Die Grenzbeziehung

Ein Volksfest eigener Art und von durchaus bodenständigem Charakter ist die Hamelner Grenzbeziehung. In jedem Herbst, für gewöhnlich am letzten Samstag im September, bis vor kurzen immer am ersten Freitag des Oktober, findet sie statt und hält vom frühen Morgen an bis in den Abend hinein die gesamte traditionsbewusste Bürgerschaft in Atem, auch die Frauen, obwohl nur der männliche Teil der Bevölkerung aktiv an ihr teilnahmeberechtigt war, auch dies ist seit einiger Zeit anders. Anders natürlich als früher, als die Grenzbeziehung noch kein Fest, sondern eine Pflicht war und die Frauen um ihre Männer bangten und sich sorgten, ob sie auch von dem nicht immer ungefährlichen Gang draußen an der Stadtgemarkungsgrenze entlang ohne blutige Köpfe heimkehren

Auf ihre heutige Art, ein Volksfest zu sein, blickt die Grenzbeziehung schon ca.250 Jahre zurück. Wie viel Jahrhunderte darüber hinaus sie lebenswichtiger Bestandteil der allgemeinen Bürgerpflichten und des Bürgerlebens war, vermag man nicht zu sagen. Doch ist damit zu rechnen, dass die Anfänge ihrer Entstehung mit der Stadtwerdung in engem Zusammenhang stehen.

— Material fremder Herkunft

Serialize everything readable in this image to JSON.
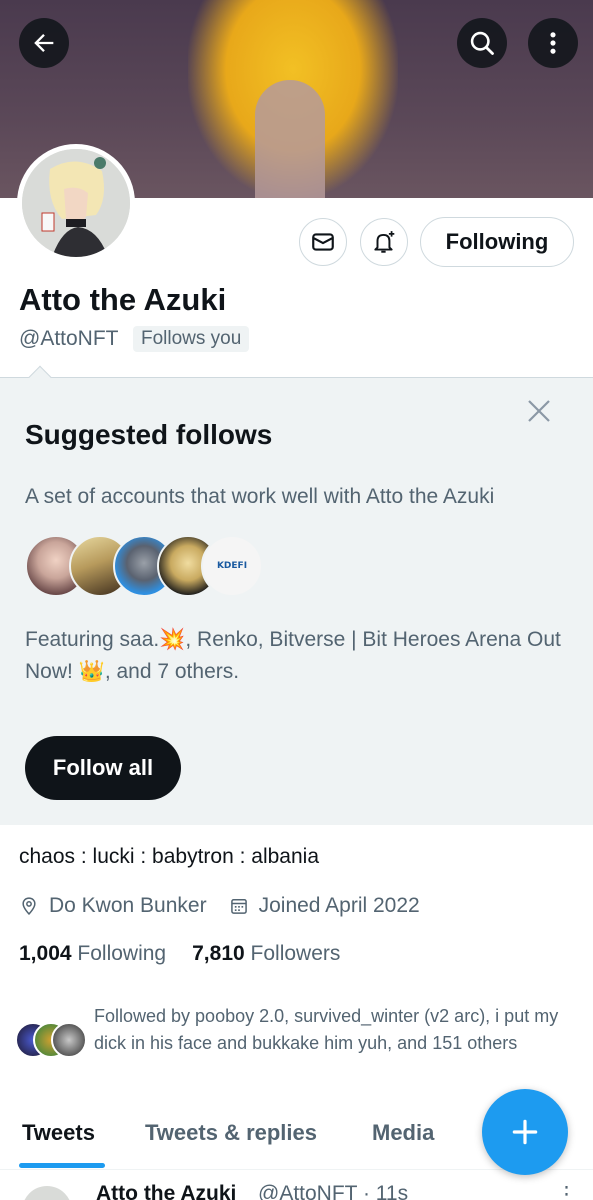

Im 8. Jahrhundert, als der Frankenkaiser den Sachsen das Christentum und die Unterwerfung brachte, ist das kleine Fischerdorf Hameln schon da. Im 10. Jh., also vor rund tausend Jahren, hat der Ort dank seiner günstigen Lage am Weserübergang die benachbarten Orte in der Talaue an Bedeutung weit überflügelt. Ende des 12. Jh., als die Urkunden erstmalig von der STADT Hameln sprechen, ist diese aus dem Talauenverband der Markgenossen längst ausgeschieden und übt im nächsten Jahrhundert eine immer stärker sichtbar werdende Saugkraft auf die umliegenden Ortschaften aus. Von mindestens zehn Ortschaften weiß man, dass sie in dieser Zeit ihre Dorfstätten aufgegeben, sich in der umwehrten Stadt angesiedelt haben und ihre Feldmark und ihren Anteil am allgemeinen Wald eingebracht haben. Von der Stadt aus beackern sie ihre Äcker weiter wie bisher, von der Stadt aus treiben sie ihr Weidevieh in die bisherigen Waldanteile und nutzen sie auch den Wald nach gewohnter Weise weiterhin für ihre Bedürfnisse. Aus dem Anfange des 14. Jh. liegt eine städtische Hudeordnung vor, die fünf nach den Stadttoren benannte Huden aufzählt und dabei die wichtigsten der in der Stadt aufgegangenen Orte nennt. Fortan schützt die Stadt nicht nur die Wohnstätten ihrer Alt- und Neubürger hinter den Stadtmauern, sondern auch ihren Feldmark- und Waldanteil weit draußen hinter einer zweiten Wehr, den sogenannten Landwehren oder Knicks. Das waren keine Mauern, sondern mehrere Meter breite Bodenaufschüttungen mit Dornenhecken, die undurchdringlich fest und wild ineinander verwachsen waren. In den Hamelner Wäldern sind diese Bodenaufschüttungen heute vielfach noch recht deutlich zu erkennen. In der Feldmark waren die Landwehren nur da unterbrochen, wo die aus der Stadt führenden Landstraßen das Weichbild der Stadt verließen. An diesen Stellen sicherte man den Zugang zur Stadt noch besonders wieder durch die noch heute vorhandenen oder zumindest dem Namen nach bekannten Warten, in denen ständig ein Wartmann wohnte, zu dessen persönlichem Schutz bei jeder Warte ein starker, aus Steinen gebauter Wartturm stand (siehe auch die Seite "Die Landwehr").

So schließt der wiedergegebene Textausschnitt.